Centrally acting antihypertensives (alpha2-adrenoceptor agonists)

• Clonidine
• Guanabenz
• Guanfacine
• Methyldopa
• Guanfacine
• Moxonidine
• Rilmenidine

Clonidine is a 2-imidazoline derivative originally used as an antihypertensive but now more frequently used in a number of other disorders, including ADHD in children and as an adjunct in opioid withdrawal (these 2 patient groups are associated with most clonidine poisonings). Other uses include treatment of migraine, chronic pain, menopausal symptoms, peri-anaesthetic emergence phenomena and psychiatric disorders such as anxiety or PTSD.

Death is rare but symptomatic patients often need prolonged observation.

Hypotension, bradycardia, respiratory depression, hypothermia, miosis, apnea, and coma have been noted following overdose. The hypotension may be preceded by hypertension. Signs and symptoms generally occur within 4 hours and generally resolve within 24 to 48 hours.

Clonidine and the other drugs in this class are central α2 -adrenoceptor agonists that stimulate post-synaptic α2 -adrenergic receptors in the vasomotor centre of the medulla, leading to enhanced activity of inhibitory neurons and subsequent decreased sympathetic outflow.

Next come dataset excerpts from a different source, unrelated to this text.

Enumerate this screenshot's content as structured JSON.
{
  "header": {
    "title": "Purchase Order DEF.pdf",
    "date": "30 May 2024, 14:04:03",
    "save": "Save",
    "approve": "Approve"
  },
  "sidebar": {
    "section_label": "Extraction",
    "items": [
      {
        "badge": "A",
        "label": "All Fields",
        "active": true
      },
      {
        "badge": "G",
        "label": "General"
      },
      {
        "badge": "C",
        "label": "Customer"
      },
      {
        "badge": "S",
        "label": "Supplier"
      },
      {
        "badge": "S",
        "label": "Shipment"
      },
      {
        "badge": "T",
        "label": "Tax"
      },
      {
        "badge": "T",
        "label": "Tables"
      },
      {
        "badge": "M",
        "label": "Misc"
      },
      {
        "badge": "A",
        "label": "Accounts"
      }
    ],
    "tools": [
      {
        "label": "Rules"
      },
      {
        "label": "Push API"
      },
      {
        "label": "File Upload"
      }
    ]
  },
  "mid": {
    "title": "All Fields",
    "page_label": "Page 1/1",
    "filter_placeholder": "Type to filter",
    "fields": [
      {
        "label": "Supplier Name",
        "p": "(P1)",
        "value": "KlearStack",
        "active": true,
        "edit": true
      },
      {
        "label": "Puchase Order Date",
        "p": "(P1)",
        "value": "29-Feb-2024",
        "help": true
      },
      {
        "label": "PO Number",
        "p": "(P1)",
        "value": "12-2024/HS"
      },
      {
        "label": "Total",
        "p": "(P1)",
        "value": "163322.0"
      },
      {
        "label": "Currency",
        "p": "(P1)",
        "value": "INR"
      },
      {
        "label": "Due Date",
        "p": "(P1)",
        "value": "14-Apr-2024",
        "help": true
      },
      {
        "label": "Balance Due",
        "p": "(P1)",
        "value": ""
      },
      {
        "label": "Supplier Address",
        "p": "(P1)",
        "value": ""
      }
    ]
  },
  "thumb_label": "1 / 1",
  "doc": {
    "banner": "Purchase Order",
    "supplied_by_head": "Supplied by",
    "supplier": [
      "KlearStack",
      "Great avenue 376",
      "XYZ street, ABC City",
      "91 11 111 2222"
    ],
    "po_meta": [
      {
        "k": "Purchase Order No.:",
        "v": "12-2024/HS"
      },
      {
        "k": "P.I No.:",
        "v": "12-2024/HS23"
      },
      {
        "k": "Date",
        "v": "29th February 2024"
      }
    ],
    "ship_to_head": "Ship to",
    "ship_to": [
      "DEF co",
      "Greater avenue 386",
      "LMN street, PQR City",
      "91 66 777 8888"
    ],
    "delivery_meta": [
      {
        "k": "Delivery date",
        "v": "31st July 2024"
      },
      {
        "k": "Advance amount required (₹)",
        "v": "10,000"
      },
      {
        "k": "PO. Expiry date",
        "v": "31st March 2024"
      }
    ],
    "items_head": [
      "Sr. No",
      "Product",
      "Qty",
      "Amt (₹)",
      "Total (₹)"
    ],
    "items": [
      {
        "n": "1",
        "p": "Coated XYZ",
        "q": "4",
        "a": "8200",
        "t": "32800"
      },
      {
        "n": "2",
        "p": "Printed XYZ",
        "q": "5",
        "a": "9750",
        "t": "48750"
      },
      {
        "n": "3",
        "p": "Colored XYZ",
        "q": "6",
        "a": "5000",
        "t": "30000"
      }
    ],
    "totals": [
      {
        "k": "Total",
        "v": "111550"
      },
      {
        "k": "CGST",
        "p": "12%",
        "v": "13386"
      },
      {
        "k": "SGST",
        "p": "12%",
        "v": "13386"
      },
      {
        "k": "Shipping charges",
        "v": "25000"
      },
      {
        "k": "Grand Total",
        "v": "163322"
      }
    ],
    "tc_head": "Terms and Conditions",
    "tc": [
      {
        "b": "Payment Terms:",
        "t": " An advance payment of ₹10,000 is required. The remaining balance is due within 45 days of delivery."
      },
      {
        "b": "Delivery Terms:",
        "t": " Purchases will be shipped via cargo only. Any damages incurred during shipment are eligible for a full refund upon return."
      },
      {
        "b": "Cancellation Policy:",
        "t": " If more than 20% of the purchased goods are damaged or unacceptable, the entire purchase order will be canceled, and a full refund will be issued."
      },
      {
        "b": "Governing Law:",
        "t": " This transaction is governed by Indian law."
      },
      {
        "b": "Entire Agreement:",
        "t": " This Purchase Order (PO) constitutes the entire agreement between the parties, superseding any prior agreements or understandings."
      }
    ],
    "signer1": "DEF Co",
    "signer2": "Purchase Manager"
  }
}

Some may also act peripherally on α-receptors to cause a pressor response that is usually overshadowed by the central effects in therapeutic doses. Methyldopa is metabolised to alpha-methylnoradrenaline, which is thought to stimulate alpha2 adrenoceptors. It also appears to act as a false neurotransmitter, and have some inhibitory actions on plasma renin activity. Methyldopa reduces the tissue concentrations of dopamine, noradrenaline, adrenaline, and serotonin.

Clonidine, moxonidine and rilmenidine also bind to specific imidazoline receptors, but the significance of this is unclear. Clonidine is classified as a partial agonist of α-receptors because it also inhibits the effects of other α-agonists.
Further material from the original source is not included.